Now, which quality would you say is a necessary part of the definition of a journalist: the willingness to report on one’s employer, or the willingness to research the facts that one proffers as truth to his readers? I can’t imagine many people will have a difficult time answering this one.

Of course, this all is coming from someone who believes that the essence of journalistic integrity is “never [stating] as fact something you know not to be true.” Note the wording — it’s not “always state that which you know to be true,” but instead, the reverse. By this logic, I can pen an article that accuses the government of orchestrating the events of 9/11, and since I don’t know it not to be true, my journalistic integrity remains intact. It’s really a fascinatingly self-serving way to look at things, and it serves to explain a lot.

Comments

he also forgot to mention that the change in systems handling dan’s weblog involved switching away from manila (his own company’s product). so much for full disclosure.

• Posted by: jim winstead on Jun 6, 2002, 9:35 PM

What I’m at a loss to understand is why he went to all the trouble of hiding Dan Gillmor behind a mysterious “Mr. X” and then he identifies Dan at the bottom of the piece. Was the postscript added as a later addendum? It’s not like regular readers couldn’t figure it out instantly, but still.
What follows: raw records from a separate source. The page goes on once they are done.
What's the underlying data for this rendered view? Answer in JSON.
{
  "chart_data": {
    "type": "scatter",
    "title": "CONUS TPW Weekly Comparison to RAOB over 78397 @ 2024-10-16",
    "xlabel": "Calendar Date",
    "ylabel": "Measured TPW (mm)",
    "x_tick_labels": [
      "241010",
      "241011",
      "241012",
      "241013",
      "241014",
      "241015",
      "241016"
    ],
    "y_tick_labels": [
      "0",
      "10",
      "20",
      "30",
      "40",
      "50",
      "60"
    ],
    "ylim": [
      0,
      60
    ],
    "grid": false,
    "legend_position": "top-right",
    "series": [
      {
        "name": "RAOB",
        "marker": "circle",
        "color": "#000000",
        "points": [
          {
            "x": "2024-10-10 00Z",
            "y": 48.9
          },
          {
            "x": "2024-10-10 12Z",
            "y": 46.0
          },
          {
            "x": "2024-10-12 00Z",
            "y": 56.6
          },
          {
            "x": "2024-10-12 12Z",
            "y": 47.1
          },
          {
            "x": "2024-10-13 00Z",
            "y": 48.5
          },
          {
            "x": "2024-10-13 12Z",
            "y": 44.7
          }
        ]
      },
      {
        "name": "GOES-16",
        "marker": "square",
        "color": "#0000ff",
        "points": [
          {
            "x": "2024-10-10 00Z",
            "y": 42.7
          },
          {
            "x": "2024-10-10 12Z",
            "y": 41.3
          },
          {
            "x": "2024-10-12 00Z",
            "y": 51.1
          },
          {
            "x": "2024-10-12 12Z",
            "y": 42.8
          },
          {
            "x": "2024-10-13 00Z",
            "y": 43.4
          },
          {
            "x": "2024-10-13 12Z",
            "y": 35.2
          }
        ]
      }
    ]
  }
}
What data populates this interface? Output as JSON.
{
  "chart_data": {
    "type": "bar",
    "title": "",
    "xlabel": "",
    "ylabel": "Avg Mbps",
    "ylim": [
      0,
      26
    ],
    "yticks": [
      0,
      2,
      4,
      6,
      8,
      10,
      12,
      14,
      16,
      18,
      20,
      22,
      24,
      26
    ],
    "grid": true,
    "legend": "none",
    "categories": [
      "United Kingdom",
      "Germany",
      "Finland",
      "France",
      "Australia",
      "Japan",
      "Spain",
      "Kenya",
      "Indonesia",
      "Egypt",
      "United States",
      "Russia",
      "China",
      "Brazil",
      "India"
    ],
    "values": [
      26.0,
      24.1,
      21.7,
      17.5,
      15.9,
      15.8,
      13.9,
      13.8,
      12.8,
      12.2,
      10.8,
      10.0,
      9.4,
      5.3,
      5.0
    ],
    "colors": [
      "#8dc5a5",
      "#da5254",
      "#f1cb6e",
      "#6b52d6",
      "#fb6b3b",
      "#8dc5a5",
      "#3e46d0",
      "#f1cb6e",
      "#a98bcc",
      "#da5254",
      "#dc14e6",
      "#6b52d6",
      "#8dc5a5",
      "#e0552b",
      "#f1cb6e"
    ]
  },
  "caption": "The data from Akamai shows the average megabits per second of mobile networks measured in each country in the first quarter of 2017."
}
Weird.

• Posted by: Mark Morgan on Jun 6, 2002, 9:56 PM

The postscript was always a part of the piece, or at least it was part of it when it got mailed out to DaveNet subscribers. I agree, it’s weird.
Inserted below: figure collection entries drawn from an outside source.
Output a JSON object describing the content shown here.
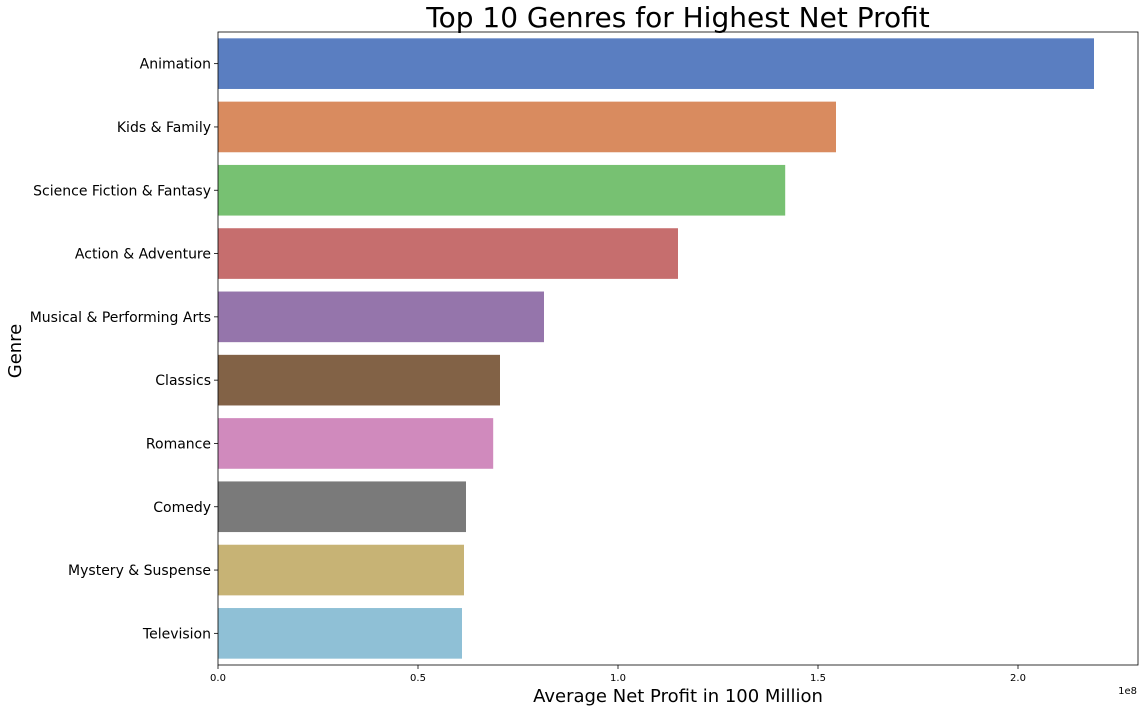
{
  "chart_data": {
    "type": "bar",
    "orientation": "horizontal",
    "title": "Top 10 Genres for Highest Net Profit",
    "xlabel": "Average Net Profit in 100 Million",
    "ylabel": "Genre",
    "x_offset_label": "1e8",
    "xlim": [
      0,
      230000000
    ],
    "xticks": [
      0,
      50000000,
      100000000,
      150000000,
      200000000
    ],
    "xtick_labels": [
      "0.0",
      "0.5",
      "1.0",
      "1.5",
      "2.0"
    ],
    "grid": false,
    "legend": "none",
    "categories": [
      "Animation",
      "Kids & Family",
      "Science Fiction & Fantasy",
      "Action & Adventure",
      "Musical & Performing Arts",
      "Classics",
      "Romance",
      "Comedy",
      "Mystery & Suspense",
      "Television"
    ],
    "values": [
      219000000,
      154500000,
      141800000,
      115000000,
      81500000,
      70500000,
      68800000,
      62000000,
      61500000,
      61000000
    ],
    "colors": [
      "#5a7ec1",
      "#d98b5f",
      "#77c172",
      "#c66e6e",
      "#9575ab",
      "#826246",
      "#d08abd",
      "#7a7a7a",
      "#c7b375",
      "#8fc0d6"
    ]
  }
}
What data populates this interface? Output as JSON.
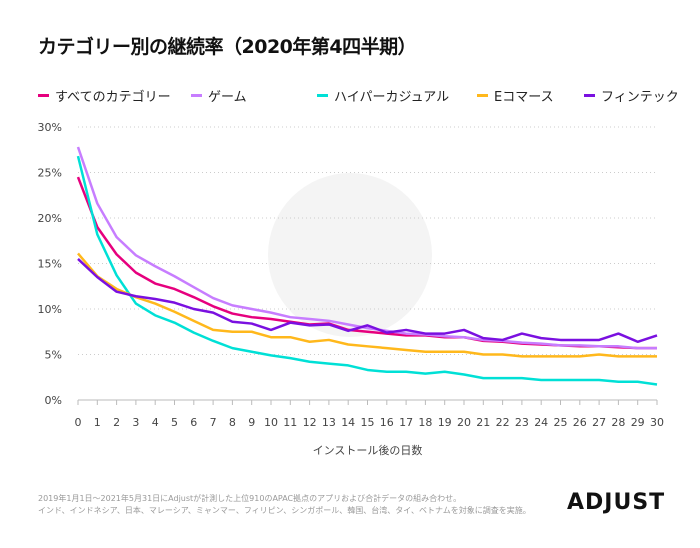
{
  "title": "カテゴリー別の継続率（2020年第4四半期）",
  "footnote": [
    "2019年1月1日～2021年5月31日にAdjustが計測した上位910のAPAC拠点のアプリおよび合計データの組み合わせ。",
    "インド、インドネシア、日本、マレーシア、ミャンマー、フィリピン、シンガポール、韓国、台湾、タイ、ベトナムを対象に調査を実施。"
  ],
  "logo": "ADJUST",
  "chart_data": {
    "type": "line",
    "title": "カテゴリー別の継続率（2020年第4四半期）",
    "xlabel": "インストール後の日数",
    "ylabel": "",
    "x": [
      0,
      1,
      2,
      3,
      4,
      5,
      6,
      7,
      8,
      9,
      10,
      11,
      12,
      13,
      14,
      15,
      16,
      17,
      18,
      19,
      20,
      21,
      22,
      23,
      24,
      25,
      26,
      27,
      28,
      29,
      30
    ],
    "ylim": [
      0,
      30
    ],
    "yticks": [
      "0%",
      "5%",
      "10%",
      "15%",
      "20%",
      "25%",
      "30%"
    ],
    "grid": "horizontal dotted",
    "legend": "top",
    "series": [
      {
        "name": "すべてのカテゴリー",
        "color": "#e6007e",
        "values": [
          24.5,
          19,
          16,
          14,
          12.8,
          12.2,
          11.3,
          10.3,
          9.5,
          9.1,
          8.9,
          8.6,
          8.3,
          8.4,
          7.7,
          7.5,
          7.3,
          7.1,
          7.1,
          6.9,
          6.9,
          6.5,
          6.4,
          6.2,
          6.1,
          6.0,
          5.9,
          5.9,
          5.8,
          5.7,
          5.7
        ]
      },
      {
        "name": "ゲーム",
        "color": "#c77dff",
        "values": [
          27.8,
          21.6,
          17.9,
          15.9,
          14.7,
          13.6,
          12.4,
          11.2,
          10.4,
          10.0,
          9.6,
          9.1,
          8.9,
          8.7,
          8.3,
          7.9,
          7.6,
          7.3,
          7.2,
          7.0,
          6.9,
          6.6,
          6.5,
          6.3,
          6.2,
          6.0,
          6.0,
          5.9,
          5.9,
          5.7,
          5.7
        ]
      },
      {
        "name": "ハイパーカジュアル",
        "color": "#00e0d6",
        "values": [
          26.8,
          18.2,
          13.7,
          10.6,
          9.3,
          8.5,
          7.4,
          6.5,
          5.7,
          5.3,
          4.9,
          4.6,
          4.2,
          4.0,
          3.8,
          3.3,
          3.1,
          3.1,
          2.9,
          3.1,
          2.8,
          2.4,
          2.4,
          2.4,
          2.2,
          2.2,
          2.2,
          2.2,
          2.0,
          2.0,
          1.7
        ]
      },
      {
        "name": "Eコマース",
        "color": "#ffb81c",
        "values": [
          16.1,
          13.6,
          12.2,
          11.3,
          10.6,
          9.7,
          8.7,
          7.7,
          7.5,
          7.5,
          6.9,
          6.9,
          6.4,
          6.6,
          6.1,
          5.9,
          5.7,
          5.5,
          5.3,
          5.3,
          5.3,
          5.0,
          5.0,
          4.8,
          4.8,
          4.8,
          4.8,
          5.0,
          4.8,
          4.8,
          4.8
        ]
      },
      {
        "name": "フィンテック",
        "color": "#7a10e0",
        "values": [
          15.5,
          13.5,
          11.9,
          11.4,
          11.1,
          10.7,
          10.0,
          9.6,
          8.6,
          8.4,
          7.7,
          8.5,
          8.2,
          8.3,
          7.6,
          8.2,
          7.4,
          7.7,
          7.3,
          7.3,
          7.7,
          6.8,
          6.6,
          7.3,
          6.8,
          6.6,
          6.6,
          6.6,
          7.3,
          6.4,
          7.1
        ]
      }
    ]
  }
}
• Posted by: Jason Levine on Jun 6, 2002, 10:00 PM

C’mon, this is straight-forward Dave Winer behavior. He’s still secretly pissed off that Dan Gillmor’s column is no longer associated with Manila. This has more to do with Dave being offended that someone has chosen not to use his software than it does with “journalistic integrity” of any sort. Read between the lines. This is quintessential Winer.

• Posted by: Damien Barrett on Jun 7, 2002, 8:34 PM

I read it as more than that. I think this was another phase of his basic war on modern journalism. First, assert that weblogs are good journalism. Then, when journalists point out that there are no integrity checks on weblogs send an e-mail to a huge pool of subscibers publicly humilating a (perhaps now former) friend and try to show that journalists have no integrity. Therefore, only trust webloggers as the new journalists. I think the journalists will respond, and he will respond, ad infinitum, trying to prove that weblogs are the new journalism. Or at least that weblogs are as much journalism as that which runs past an editorial process.

But I Could Be Wrong (TM)

• Posted by: Mark Morgan on Jun 7, 2002, 9:04 PM

If only he had come out and disclosed HIS biases (e.g. re dropping Manila), which is something he professes to be able to do and has done on other occasions, it would have been a useful tweak regarding the “breaking the Web” meme.

Instead, it’s classic Dave® burning a friendship (possibly) over a fairly minor issue that is used as a proxy for something he obviously has other reasons to feel deeply about.

Passive aggressive Dave is back. Did he ever leave?